Dr. Beth McGinty Co-Leads Lancet Psychiatry Commission on Mental Health Implementation Research

A Lancet Psychiatry commission with global membership, led by Dr. Beth McGinty, chief of the Division of Health Policy and Economics and the Livingston Farrand Professor of Population Health Sciences at Weill Cornell Medicine, and Dr. Matthew Eisenberg, an associate professor of health policy and management and mental health at the Johns Hopkins Bloomberg School of Public Health, presents strategies for conducting research to help narrow the mental health implementation gap.   

Worldwide, there is a significant gap between research on effective ways to improve mental health and implementation, or the ability to provide interventions to people who need them. Research demonstrates many approaches that can promote mental health and prevent and treat mental illness. However, most people who could benefit never receive these interventions, which include clinical mental health treatments, school-based prevention programs, policies that address social determinants of mental health like adverse childhood experiences, and more. Implementation research aims to produce the evidence needed to overcome the gap between effective treatment and treatment that reaches people in need, but sometimes falls short. This commission recommends transformations to mental health implementation research to produce more actionable evidence.  

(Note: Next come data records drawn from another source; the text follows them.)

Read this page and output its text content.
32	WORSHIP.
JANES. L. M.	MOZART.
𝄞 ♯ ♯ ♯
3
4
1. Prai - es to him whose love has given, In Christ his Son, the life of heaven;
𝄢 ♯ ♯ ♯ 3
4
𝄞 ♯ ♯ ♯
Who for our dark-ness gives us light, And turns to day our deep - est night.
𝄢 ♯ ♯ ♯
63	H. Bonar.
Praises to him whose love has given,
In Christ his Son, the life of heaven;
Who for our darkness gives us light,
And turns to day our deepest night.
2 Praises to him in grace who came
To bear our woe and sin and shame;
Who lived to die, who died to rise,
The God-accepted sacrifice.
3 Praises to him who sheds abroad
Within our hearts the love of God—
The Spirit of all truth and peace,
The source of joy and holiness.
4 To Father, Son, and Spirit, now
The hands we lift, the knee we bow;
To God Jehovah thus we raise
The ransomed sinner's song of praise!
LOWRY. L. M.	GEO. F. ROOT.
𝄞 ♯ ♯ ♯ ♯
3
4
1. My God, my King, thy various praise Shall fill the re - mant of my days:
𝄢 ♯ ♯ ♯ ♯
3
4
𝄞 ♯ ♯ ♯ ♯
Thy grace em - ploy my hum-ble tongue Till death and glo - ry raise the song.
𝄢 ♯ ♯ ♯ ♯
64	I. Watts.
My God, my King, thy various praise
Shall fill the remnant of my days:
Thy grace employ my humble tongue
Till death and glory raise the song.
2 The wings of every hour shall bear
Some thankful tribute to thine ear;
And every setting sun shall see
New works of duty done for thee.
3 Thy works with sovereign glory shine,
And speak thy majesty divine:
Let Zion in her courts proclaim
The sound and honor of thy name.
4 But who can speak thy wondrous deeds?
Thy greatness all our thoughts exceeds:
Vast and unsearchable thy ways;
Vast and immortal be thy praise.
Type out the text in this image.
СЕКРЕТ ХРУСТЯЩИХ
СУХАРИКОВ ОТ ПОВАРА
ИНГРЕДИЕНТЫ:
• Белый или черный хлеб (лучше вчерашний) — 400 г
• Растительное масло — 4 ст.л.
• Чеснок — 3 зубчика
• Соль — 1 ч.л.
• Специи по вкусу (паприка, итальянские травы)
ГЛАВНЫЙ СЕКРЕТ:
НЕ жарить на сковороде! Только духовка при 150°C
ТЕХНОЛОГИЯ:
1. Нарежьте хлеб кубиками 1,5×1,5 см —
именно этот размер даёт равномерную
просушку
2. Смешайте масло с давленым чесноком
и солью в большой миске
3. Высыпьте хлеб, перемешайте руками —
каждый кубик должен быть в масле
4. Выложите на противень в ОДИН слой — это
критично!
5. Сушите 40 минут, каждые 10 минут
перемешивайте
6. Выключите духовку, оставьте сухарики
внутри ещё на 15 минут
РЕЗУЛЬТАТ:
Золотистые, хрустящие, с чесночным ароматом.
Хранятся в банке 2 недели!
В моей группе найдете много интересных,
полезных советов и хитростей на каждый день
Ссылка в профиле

“The traditional research-to-implementation process does not consider real-world implementation until very late in the game,” Dr. McGinty said. “Our commission calls for an integrated research-implementation model, where implementers such as policymakers, system leaders and clinicians work with researchers across all phases of the research process to develop and test interventions that are successful and scalable to those who need them.” 

Poor mental health and lack of access to effective interventions are concentrated among marginalized groups, including those experiencing poverty, discrimination, trauma and other factors. The COVID-19 pandemic exacerbated these inequities through political, economic and social stressors. The commission emphasizes that equity must be a central goal of mental health implementation research.  

Our commission calls for centering health equity in mental health interventions and implementation research by building and sustaining equal partnerships between researchers and communities experiencing mental health inequities, said Dr. Lola Kola, commission member from the University of Ibadan in Nigeria. It is critical that we prioritize strategies that emerge from within communities experiencing inequities, rather than imposing top-down approaches.  

A host of political, cultural, policy, system, community, provider and individual-level realities influence whether and how different approaches can be implemented across settings. Too often, research produces interventions that can improve mental health in tightly controlled research settings but are difficult or impossible to implement in the real world.  

“We need to reconsider traditional approaches that test interventions in efficacy and effectiveness trials but fail to consider implementation at the start of trials or are not co-designed with key constituents,” said Dr. Rinad Beidas, commission member from Northwestern University. Dr. Beidas adds that the field should test psychosocial interventions in the context of delivery, in partnership with key constituents, and with hybrid approaches that study both effectiveness and implementation, potentially with hybrid implementation-effectiveness designs.  

Per Dr. Rahul Shidhaye, commission author from the Pravara Institute of Medical Sciences University in India, research approaches should expand beyond traditional randomized controlled trials. “Additional approaches, including nonexperimental approaches for causal inference, systems science and mixed-methods research play a critical role in studying strategies to overcome the mental health implementation gap.” 

The commission addresses each of these problems and provides the following solutions: (1) integrate research and real-world implementation; (2) center equity in mental health intervention and implementation research; (3) apply a complexity science lens to mental health research; (4) expand designs beyond the randomized clinical trial (RCT), including embracing rigorous nonexperimental approaches; and (5) value transdisciplinarity across endeavors.  

“These recommendations are drawn from our commission’s 18-month long process, which included multiple commission and working group meetings and extensive review of mental health implementation research literature," said Dr. Nathalie Moise, commission author from Columbia University. Our commission’s recommendations draw upon members’ collective experiences in mental health research, policy and practice. We look forward to engaging with the mental health and implementation research communities to apply and refine these recommendations in the future.”  

The commission further emphasizes the roles of policy, economics and systems in scaling mental health interventions. “Mental health implementation has frequently ignored these critical areas, focusing instead on provider- and individual-level approaches,” notes Dr. Eisenberg. We need a transdisciplinary approach that includes researchers and implementers with expertise in policy, politics and systems. 

These recommendations are intended to comprise a first step in improving mental health implementation research. The commission highlights the need for a global mental health implementation research network to apply, evaluate and refine its recommendations.   

“Mental health implementation research has typically been concentrated in high-income countries. Moving forward, expanding research led by researchers and community partners in low and middle-income countries is a huge priority,” Dr. McGinty said. We have a lot of work to do.”